Earlier in the year, it was reported that the World Bank extended a loan of $500mn for support to Nigeria during the global financial crisis. According to the Independent Evaluation Group report of the World Bank, “Nigeria faced serious fiscal issues at the onset of the crisis and funds were given to Nigeria in the form of budgetary support to the government for undertaking in policy reforms, both in the areas of fiscal management and financial sector reform.

The Director of Flood and Erosion Control in the Federal Ministry of Environment, Mr. Adekunle Oshikoya, who spoke in an interview with the News Agency of Nigeria, explained that the ministry would use $500mn World Bank loan to tackle erosion in some states across the country using the water shed approach. “We are trying to solve the degradation problem from the water shed view, which is holistic. We are not going to probably look at individual erosion sites alone. That’s why the approach may be like a once-and-for-all thing to solve erosion problem in the area,” said Oshikoya.

In February, the Minister of State for Finance, Yerima Lawan Ngama said Nigeria was in talks to secure a $600mn no-interest loan for infrastructure work from the Islamic Development Bank. Ngama, who stated that the loan would be repaid in three to four years and the country’s application for the facility has passed the IDB scrutiny and received positive approval from the Board, added that the new loan application will exclude the $370mn private sector loan already extended to Nigeria by the IDB for other developmental projects. According to the minister, the $600mn loan was intended for “investment in social infrastructure and power like the provision of turbines for the Zungeru power station as well as the construction of health centres; urban and rural water works; housing and rehabilitation of some state universities”. Nigeria became a member of the Islamic Development Bank in 2005. The country currently holds a $30bn authorised share capital and an equity stake of $2.28bn, representing 7.6 per cent in the Bank.

At its Federal Executive Council meeting last month, the federal government approved a loan of $77mn (about N12bn) for water projects in Lagos and Cross River states. Information Minister, Labaran Maku later told reporters that the concessionary loan from a France agency will fund ongoing urban water projects in the two states, which comprises $43.9mn (N6.8bn) to Cross River and $33.8mn (about N5.2bn) to Lagos State.

Nigeria’s debt profile stood at $5.7bn by December 2011, according to the Debt Management Office.
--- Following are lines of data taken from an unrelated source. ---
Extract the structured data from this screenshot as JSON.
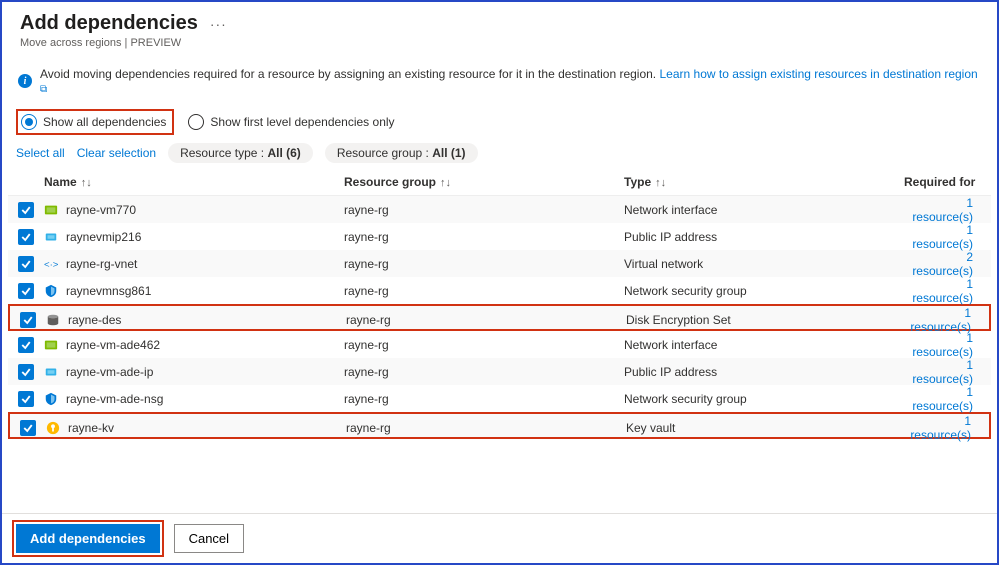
{
  "header": {
    "title": "Add dependencies",
    "more": "···",
    "subtitle": "Move across regions | PREVIEW"
  },
  "info": {
    "text": "Avoid moving dependencies required for a resource by assigning an existing resource for it in the destination region.",
    "link": "Learn how to assign existing resources in destination region"
  },
  "options": {
    "show_all": "Show all dependencies",
    "show_first": "Show first level dependencies only"
  },
  "filters": {
    "select_all": "Select all",
    "clear": "Clear selection",
    "type_label": "Resource type :",
    "type_value": "All (6)",
    "group_label": "Resource group :",
    "group_value": "All (1)"
  },
  "columns": {
    "name": "Name",
    "group": "Resource group",
    "type": "Type",
    "required": "Required for"
  },
  "rows": [
    {
      "icon": "nic",
      "icon_color1": "#7fba00",
      "icon_color2": "#a1d04e",
      "name": "rayne-vm770",
      "group": "rayne-rg",
      "type": "Network interface",
      "required": "1 resource(s)",
      "highlight": false
    },
    {
      "icon": "pip",
      "icon_color1": "#32b1e8",
      "icon_color2": "#76d0f2",
      "name": "raynevmip216",
      "group": "rayne-rg",
      "type": "Public IP address",
      "required": "1 resource(s)",
      "highlight": false
    },
    {
      "icon": "vnet",
      "icon_color1": "#0078d4",
      "icon_color2": "#50a9e0",
      "name": "rayne-rg-vnet",
      "group": "rayne-rg",
      "type": "Virtual network",
      "required": "2 resource(s)",
      "highlight": false
    },
    {
      "icon": "nsg",
      "icon_color1": "#0078d4",
      "icon_color2": "#7cc3f0",
      "name": "raynevmnsg861",
      "group": "rayne-rg",
      "type": "Network security group",
      "required": "1 resource(s)",
      "highlight": false
    },
    {
      "icon": "des",
      "icon_color1": "#605e5c",
      "icon_color2": "#939393",
      "name": "rayne-des",
      "group": "rayne-rg",
      "type": "Disk Encryption Set",
      "required": "1 resource(s)",
      "highlight": true
    },
    {
      "icon": "nic",
      "icon_color1": "#7fba00",
      "icon_color2": "#a1d04e",
      "name": "rayne-vm-ade462",
      "group": "rayne-rg",
      "type": "Network interface",
      "required": "1 resource(s)",
      "highlight": false
    },
    {
      "icon": "pip",
      "icon_color1": "#32b1e8",
      "icon_color2": "#76d0f2",
      "name": "rayne-vm-ade-ip",
      "group": "rayne-rg",
      "type": "Public IP address",
      "required": "1 resource(s)",
      "highlight": false
    },
    {
      "icon": "nsg",
      "icon_color1": "#0078d4",
      "icon_color2": "#7cc3f0",
      "name": "rayne-vm-ade-nsg",
      "group": "rayne-rg",
      "type": "Network security group",
      "required": "1 resource(s)",
      "highlight": false
    },
    {
      "icon": "kv",
      "icon_color1": "#ffb900",
      "icon_color2": "#ffd35e",
      "name": "rayne-kv",
      "group": "rayne-rg",
      "type": "Key vault",
      "required": "1 resource(s)",
      "highlight": true
    }
  ],
  "footer": {
    "add": "Add dependencies",
    "cancel": "Cancel"
  }
}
A fresh $8bn, to be spread across four years, is being negotiated from Chinese banks, bringing the figure to $14bn. While the lawmakers have criticised the growing profile which the government says will fund developmental projects like construction of railways, Maku assured last Monday that the debt status presented no threat to the economy.

In an editorial, The Guardian opined that “The signing by the Federal Government of $1.1bn loan from China appears laden with doubts and speculation amidst the wavering viability of the projects for which the money is intended. Besides, there are issues on the correct pricing of the loan, against current international financial transactions; and the loan’s adequacy to fully address the projects. Clearly, the resolution of these doubts is the first step to avoiding the chronic debt trap to which the country is highly susceptible. The last thing Nigerians want is to again be saddled with debts with nothing to show for.”

The federal government has signed up for $1.1bn borrowing from the Chinese Export Import Bank and the nominated projects are the Abuja Light Rail, four airport terminals and infrastructure for the government-owned IT network. The terms of the loan indicate 2.5 per cent interest over 20 years with seven years moratorium. These are reportedly concessionary terms for Nigeria, while China would deploy the labour to implement the projects with 2015 completion dates.

“In the choice of projects for external financing, the Galaxy Backbone project reeks of laziness and the reluctance to fund this service for the past 10 years from domestic equity funding. Whereas it is unclear if $100mn from China is equipment financing from Chinese Vendors, the principle of borrowing for the project flies in the face of assurances from the Debt Management Office of conscious, deliberate judgment on priority borrowing,” the publication stated.

According to the national co-ordinator, Centre for Societal Values and Development, Silas Udoh, obtaining such foreign loans at a time government is trying to develop infrastructure is not the best for a growing economy like Nigeria. Udoh advised Jonathan to reduce the overhead in government and restructure governance to generate more revenue instead of seeking foreign loans for the construction of pipelines, which will attract so much money to service regularly.